Autre fait à signaler est la présence de l’ancien député Anel Belizaire dans la ville. De passage à Raboteau il a déclaré : « je fais un choix, je pars à la rencontre de tous les combattants dans la République. Aujourd’hui je viens demander au guerrier (Cubain), et aux ancêtres de m’aider et de partager à tous les guerriers la force qu’avait Cubain. Messieurs, cette lutte n’est pas un jeu. Beaucoup d’entre vous peuvent ne pas comprendre, c’est une bataille contre un système. Si le système change, on aura l’éducation, la santé et le bien-être. Je n’ai pas de relation et vous ne retrouverez pas Anel Bélizaire dans les rencontres dans les grands hôtels. Je suis aujourd’hui à Raboteau, demain je serai à Saint-Marc et après demain je serai à Mirebalais et dans d’autres villes pour accompagner les gens qui donnent leur sang pour la lutte du peuple. Je connais votre détermination et votre conviction c’est pourquoi je suis là devant la tombe de Cubain et je veux dire à tout ce qui n’est pas prêt pour la lutte de ne pas rester à côté des combattants. Car, dans la lutte du peuple, je crois qu’on doit être prêt à mourir et à aller en prison. Au nom des ancêtres, je crois qu’ils nous accompagnent comme ils l’ont fait avec Cubain, j’ai la garantie qu’on obtiendra le départ de Jovenel.

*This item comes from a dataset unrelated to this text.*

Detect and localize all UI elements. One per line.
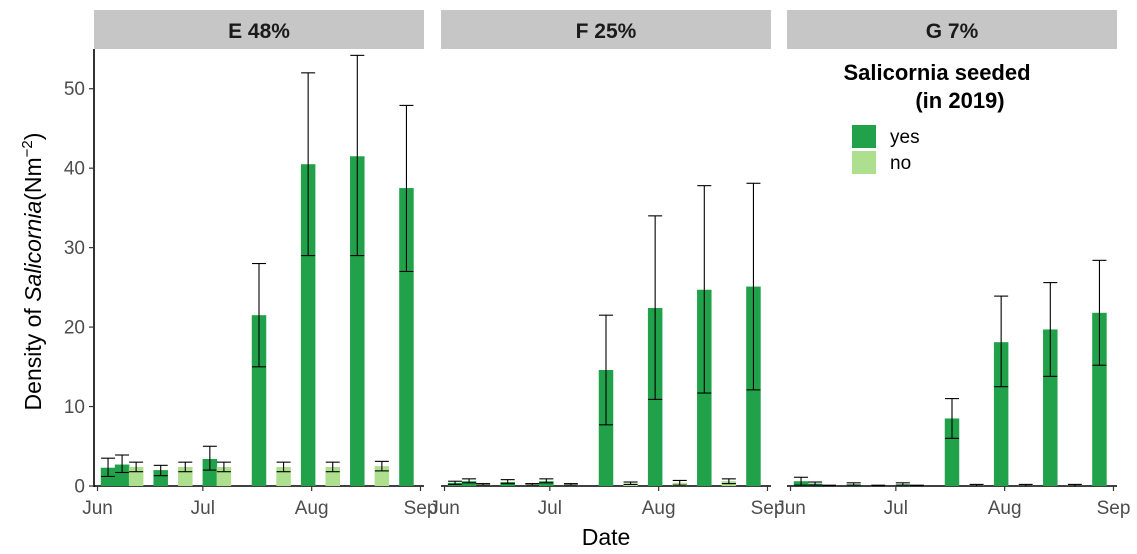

« Écoutez bien, le départ de Jovenel ne sera pas la fin du système, mais il nous ouvrira la porte pour combattre de plus près le système. Je suis à Raboteau pour rencontrer les Combattants des Gonaïves et je serai dans d’autres zones pour raffermir le combat. Au péril notre vie, la lutte ne va pas s’arrêter, je peux bien laisser ma vie dans le combat, mais je jure de ne pas laisser le peuple dans la situation à laquelle il fait face actuellement”. Dans une bonne ambiance, les habitants ont célébré la présence de l’ancien député qu’ils croient apporter une énergie supplémentaire dans les préparatifs pour la mobilisation du 5 décembre prochain.